When the nearly 700-foot Tour Montparnasse (center) was completed in 1973, it was considered such a blight on Paris’s historic skyline that the city instated height restrictions on all future buildings. The office tower, designed by Eugène Beaudouin, Urbain Cassan and Louis Hoym de Marien, is the rare destination from which tourists can view the city unmolested by its own dark, Modernist presence.
Now into this situation steps DANIEL LIBESKIND, who, along with six other leading architects, writes in today’s Times in defense of the world’s most hated buildings. Here is Libeskind on the Tour Montparnasse:
“It’s legendary for being the most hated building in Paris. I want to defend it not because it’s a particularly beautiful tower, but because of the idea it represents.
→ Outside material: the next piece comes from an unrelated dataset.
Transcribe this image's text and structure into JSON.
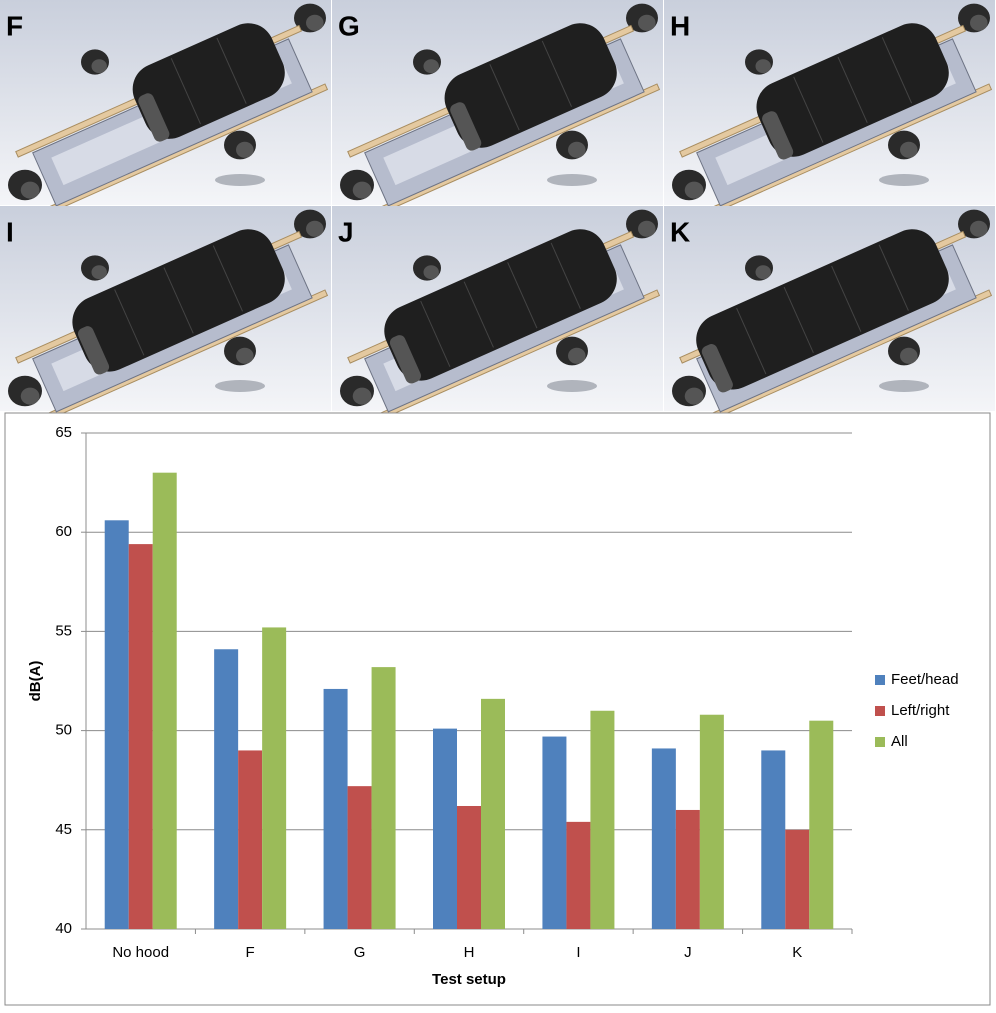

Parisians panicked when they saw it, and when they abandoned the tower they also abandoned the idea of a high-density sustainable city. Because they exiled all future high rises to some far neighborhood like La Défense, they were segregating growth. Parisians reacted aesthetically, as they are wont to do, but they failed to consider the consequences of what it means to be a vital, living city versus a museum city. People sentimentalize their notions of the city, but with the carbon footprint, the waste of resources, our shrinking capacity, we have no choice but to build good high-rise buildings that are affordable. It’s not by coincidence that people are going to London now not just for work but for the available space. No young company can afford Paris. Maybe Tour Montparnasse is not a work of genius, but it signified a notion of what the city of the future will have to be.”
(Daniel Libeskind recently completed work on Vitra, a luminous, 16-story residential tower in São Paulo, Brazil.)